The fee charged by a general practitioner to complete a medical report for the purposes of applying for a driving licence is not a matter for the Department of Transport. The cost of the medical report is not covered under the medical card or GP visit card schemes. People can approach their local community welfare officer for assistance if they are struggling with the cost of obtaining their medical report.
I know the Minister of State is here to read out what was given to him but I must say that is very disappointing. It is the cost of the licence and the cost involved in getting it. I understand the cost to the doctor is not covered by the Department of Transport but the fact that a person having to get three licences over the nine-year period is a matter covered by the Department of Transport and is something that should be addressed by the Minister.
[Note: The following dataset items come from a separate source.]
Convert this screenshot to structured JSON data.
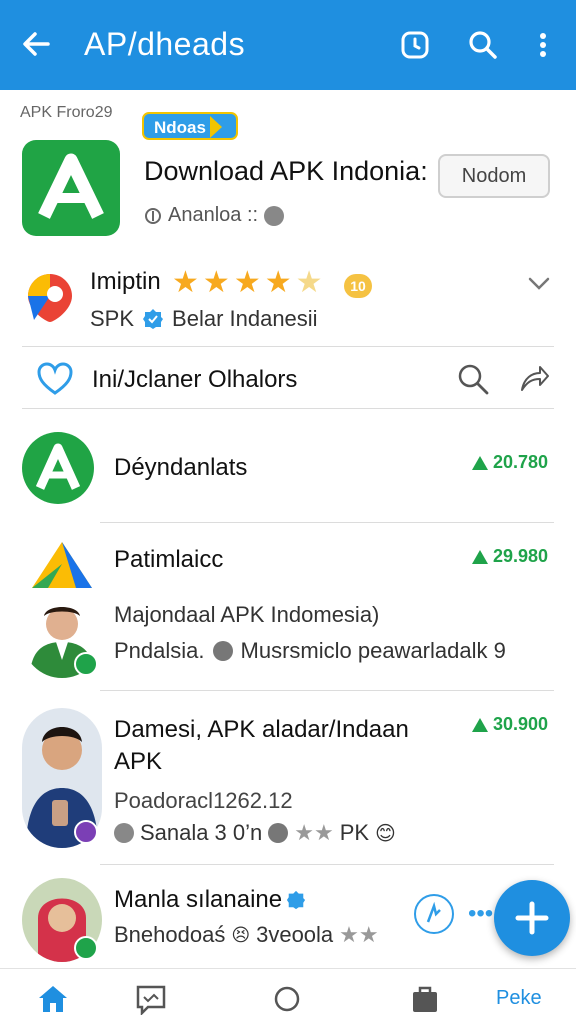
{
  "appbar": {
    "title": "AP/dheads",
    "back_icon": "arrow-left-icon",
    "icons": [
      "history-icon",
      "search-icon",
      "more-vert-icon"
    ]
  },
  "header": {
    "sub_label": "APK Froro29",
    "badge": "Ndoas"
  },
  "app": {
    "title": "Download APK Indonia:",
    "developer": "Ananloa ::",
    "install_label": "Nodom"
  },
  "rating": {
    "name": "Imiptin",
    "stars": 4.5,
    "count_badge": "10",
    "sub_prefix": "SPK",
    "sub_text": "Belar Indanesii"
  },
  "actions": {
    "text": "Ini/Jclaner Olhalors"
  },
  "list": [
    {
      "title": "Déyndanlats",
      "price": "20.780",
      "avatar": "green-logo"
    },
    {
      "title": "Patimlaicc",
      "line1": "Majondaal APK Indomesia)",
      "line2": "Pndalsia.",
      "line3": "Musrsmiclo peawarladalk 9",
      "price": "29.980",
      "avatar": "man-photo"
    },
    {
      "title": "Damesi, APK aladar/Indaan",
      "title2": "APK",
      "line1": "Poadoracl1262.12",
      "line2": "Sanala",
      "line3": "3 0’n",
      "line4": "PK",
      "price": "30.900",
      "avatar": "man2-photo"
    },
    {
      "title": "Manla sılanaine",
      "line1": "Bnehodoaś",
      "line2": "3veoola",
      "avatar": "woman-photo"
    }
  ],
  "bottom_nav": {
    "items": [
      "home-icon",
      "message-icon",
      "circle-icon",
      "bag-icon"
    ],
    "label": "Peke"
  },
  "colors": {
    "primary": "#1f8fe0",
    "green": "#20a445",
    "star": "#f7a91f"
  }
}
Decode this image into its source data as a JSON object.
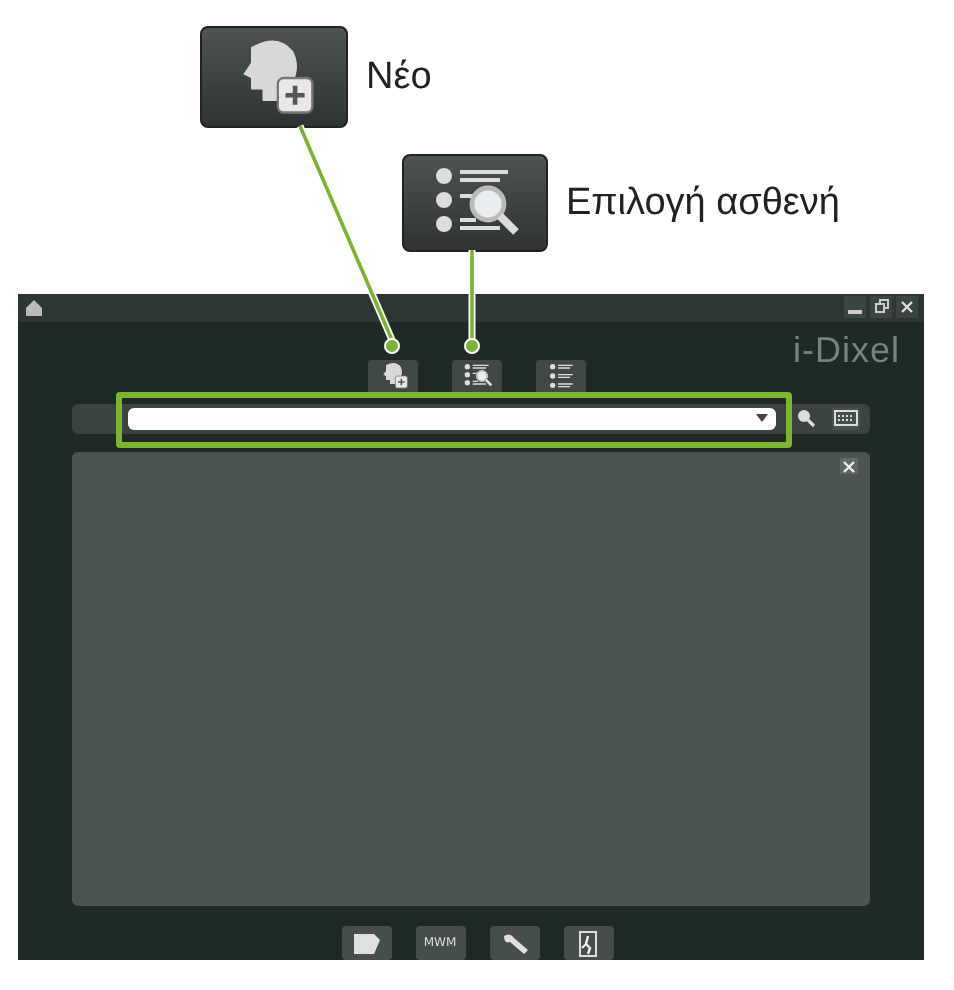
{
  "callouts": [
    {
      "kind": "new-patient",
      "label": "Νέο"
    },
    {
      "kind": "select-patient",
      "label": "Επιλογή ασθενή"
    }
  ],
  "window": {
    "logo": "i-Dixel",
    "toolbar": [
      {
        "kind": "new-patient"
      },
      {
        "kind": "select-patient"
      },
      {
        "kind": "patient-list"
      }
    ],
    "search_field": {
      "highlighted": true
    },
    "bottom_buttons": [
      {
        "kind": "folder"
      },
      {
        "kind": "text",
        "label": "MWM"
      },
      {
        "kind": "wrench"
      },
      {
        "kind": "exit"
      }
    ]
  }
}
I would like the Minister of State to take that back to the Minister for Transport. It is costing people €105 and that is within the control of the Minister for Transport. That needs to be addressed. It is not fair that someone with a disability has to pay €105 when I pay €55 to have the same licence over the same period.
To reiterate, there is no fee payable for a one-year driver licence for a person who must renew it annually due to a medical condition that must be assessed regularly. The fee for the three-year licence is €35. The community welfare system is available to anyone struggling with specific costs including those related to their transport needs. I very much take the Senator's point. The effective costs relate to the medical certificate. Perhaps it is one of the issues, of which there are many, that falls between the stools of two Departments. There may be a role for the Department of Health and the Department of Social Protection on this too. I will take the Senator's point back to the Minster, Deputy Ryan.
I thank the Minister of State. I appreciate that.